Page MenuHomeFreeBSD

Use byte-counting rather than packet counting for TX batch size
Needs ReviewPublic

Authored by shurd on Dec 12 2018, 7:09 PM.

Details

Summary

Previously, TX_BATCH_SIZE was the max number of packets that
would be delivered in a single call to iflib_txq_drain(). This change
uses TX_BATCH_SIZE * MTU as the number of bytes to target. This is
limited to a max of isc_txrx_budget_bytes_max, a value which appears
to have been previously unused, and defaults to 2 * 1024 * 1024.

In theory, this should perform better with small packet forwarding than
tx_abdicate=1 currently provides.

TX_BATCH_SIZE should also likely be a per-interface tunable, possibly
with a global default tunable as well... but currently it's used as
a number of mp_ring entries in drain_ring_locked() and a source for a
number of bytes in iflib_txq_drain(). These two should likely be split
up, maybe with the number of bytes being the only tunable.
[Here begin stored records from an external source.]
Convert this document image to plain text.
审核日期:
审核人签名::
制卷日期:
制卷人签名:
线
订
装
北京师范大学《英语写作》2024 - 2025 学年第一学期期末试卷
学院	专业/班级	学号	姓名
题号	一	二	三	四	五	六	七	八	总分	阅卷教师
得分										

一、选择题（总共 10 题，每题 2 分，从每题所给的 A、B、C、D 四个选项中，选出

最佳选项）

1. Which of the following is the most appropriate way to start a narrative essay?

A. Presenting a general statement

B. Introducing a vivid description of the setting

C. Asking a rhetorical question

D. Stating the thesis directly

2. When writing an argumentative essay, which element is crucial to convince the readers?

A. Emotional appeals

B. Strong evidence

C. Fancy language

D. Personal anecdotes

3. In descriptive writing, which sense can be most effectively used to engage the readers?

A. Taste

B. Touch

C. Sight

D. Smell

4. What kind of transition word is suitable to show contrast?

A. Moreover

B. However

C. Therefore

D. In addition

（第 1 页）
It may be useful to tie the default byte budget to the link speed too.

Test Plan

Get lev and olivier to run it through the ringer

Diff Detail

Repository
rS FreeBSD src repository
Lint
Lint OK
Unit
No Unit Test Coverage
Build Status
Buildable 21667
Build 20956: arc lint + arc unit

Event Timeline

shurd created this revision.Dec 12 2018, 7:09 PM
lev added a comment.Dec 13 2018, 7:13 PM

I could say, that with this patch and *without* tx_abdicate results are:

  1. Without IPsec is the same both in bandwidth (kb/s) and throughput (pps) is not worse than without it. It is hard to say, that it is better as it is near ability of my test rig to generate traffic anyway.
  2. With IPsec it is slightly better both for bandwidth and throughput in both directions.

I've tested r341987.

lev added a comment.Dec 13 2018, 8:02 PM

With this patch and *with* tx_abdicate results are mixed.

  1. Without IPsec is the same both in bandwidth (kb/s) and throughput (pps) is not worse than without it, as in previous case.
  2. With IPsec tx_abdicate adds a lot (~15%) to output bandwidth and ~18% to output throughput (with small packets!), and input numbers vary from test to test. Input bandwidth and throughput are sometimes same as with this patch and without tx_abdicate and sometimes only half of that. So, one iteration of test it shows 313MiB/s and next iteration it is 86MiB/s. But best results are same as without tx_abdicate.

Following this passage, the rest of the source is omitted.